Crucially, the festival has a digital strategy to match all this passion for youth, new-audience-building, and ancient music’s capacity for modernity. Unsurprisingly, this includes an active social media presence. Even more visibly, though, Cremona’s pavements are dotted with Festival-branded QR codes taking people to where online they can give feedback and engage with the programming team. And all managed by the theatre’s 22-year-old social media manager. In a country known for its barriers to young graduates getting on the career ladder, Cigni has also deliberately hired young people into each of the theatre’s previously-middle-age-heavy departments. ‘To protect our tradition,’ he points out, ‘we have to create a new generation of artists and managers’.

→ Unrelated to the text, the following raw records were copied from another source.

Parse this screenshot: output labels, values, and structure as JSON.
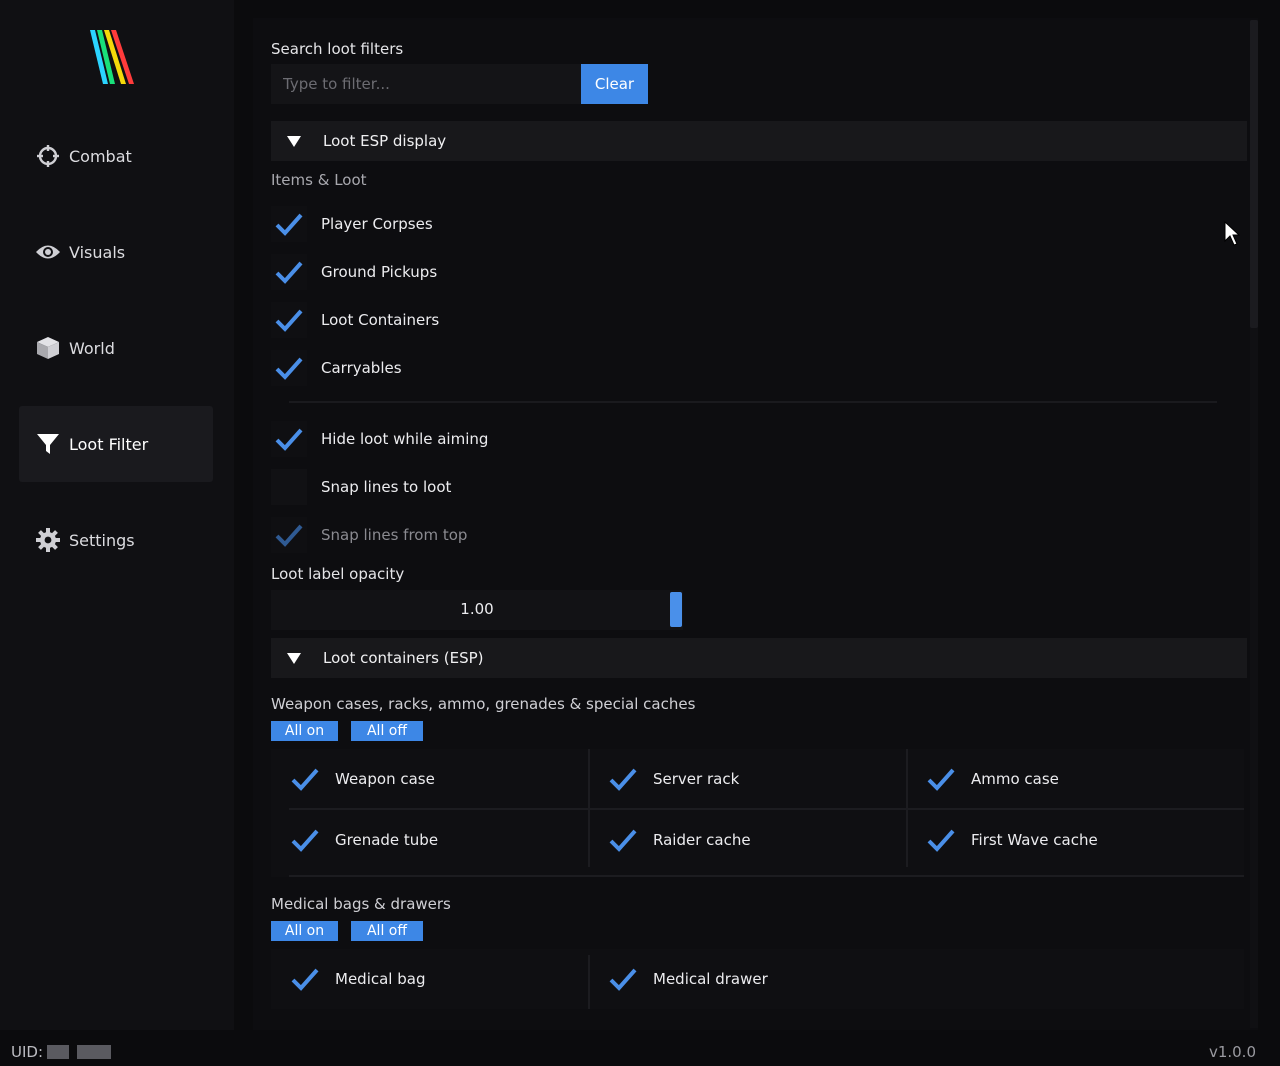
{
  "sidebar": {
    "items": [
      {
        "label": "Combat",
        "icon": "crosshair-icon",
        "active": false
      },
      {
        "label": "Visuals",
        "icon": "eye-icon",
        "active": false
      },
      {
        "label": "World",
        "icon": "cube-icon",
        "active": false
      },
      {
        "label": "Loot Filter",
        "icon": "funnel-icon",
        "active": true
      },
      {
        "label": "Settings",
        "icon": "gear-icon",
        "active": false
      }
    ]
  },
  "search": {
    "label": "Search loot filters",
    "placeholder": "Type to filter...",
    "value": "",
    "clear_label": "Clear"
  },
  "loot_esp": {
    "header": "Loot ESP display",
    "expanded": true,
    "subheading": "Items & Loot",
    "items": [
      {
        "label": "Player Corpses",
        "checked": true
      },
      {
        "label": "Ground Pickups",
        "checked": true
      },
      {
        "label": "Loot Containers",
        "checked": true
      },
      {
        "label": "Carryables",
        "checked": true
      }
    ],
    "options": [
      {
        "label": "Hide loot while aiming",
        "checked": true,
        "disabled": false
      },
      {
        "label": "Snap lines to loot",
        "checked": false,
        "disabled": false
      },
      {
        "label": "Snap lines from top",
        "checked": true,
        "disabled": true
      }
    ],
    "opacity_label": "Loot label opacity",
    "opacity_value": "1.00",
    "opacity_fraction": 1.0
  },
  "loot_containers": {
    "header": "Loot containers (ESP)",
    "expanded": true,
    "groups": [
      {
        "title": "Weapon cases, racks, ammo, grenades & special caches",
        "all_on": "All on",
        "all_off": "All off",
        "items": [
          {
            "label": "Weapon case",
            "checked": true
          },
          {
            "label": "Server rack",
            "checked": true
          },
          {
            "label": "Ammo case",
            "checked": true
          },
          {
            "label": "Grenade tube",
            "checked": true
          },
          {
            "label": "Raider cache",
            "checked": true
          },
          {
            "label": "First Wave cache",
            "checked": true
          }
        ]
      },
      {
        "title": "Medical bags & drawers",
        "all_on": "All on",
        "all_off": "All off",
        "items": [
          {
            "label": "Medical bag",
            "checked": true
          },
          {
            "label": "Medical drawer",
            "checked": true
          }
        ]
      }
    ]
  },
  "footer": {
    "uid_label": "UID:",
    "version": "v1.0.0"
  },
  "colors": {
    "accent": "#3d87e6",
    "check": "#4a8fe8",
    "background": "#0b0b0d"
  }
}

All of this re-centring is reaping results, too. Firstly, in terms of who the festival is attracting: a notably wider age span than the theatre sees for, say, a Verdi Don Carlo, and student ticket sales doubled between 2023 and 2024 (they sold 198 student tickets in 2023 and 378 this year); a substantial foreign audience, with around 40 per cent of tickets sold to non-Italian visitors; major stars, who this year notably included mezzo soprano Cecilia Bartoli, who now rarely performs in Italy.

‘Crucially, the festival has a digital strategy to match all this passion for new-audience-building’

Then secondly, in terms of what the festival is attracting, because Cigni’s message about the importance to Italian culture of preserving Monteverdi’s legacy has even been heard by the Italian government: to date, the festival has received around 60 per cent of its funding from public sources and raised 40 per cent privately (around €600,000); but this past May the Chamber of Deputies granted it an additional annual €1m for the next three years by naming it one of Italy’s events of Absolute International Prestige.

Asked about future ambitions, Cigni doesn’t even draw breath. ‘For this festival to grow; to reach the stability needed to retain this special resource from the Italian Parliament after 2027; and to be a place for new generations of musicians and audiences.’ Odds are, he’ll achieve all that.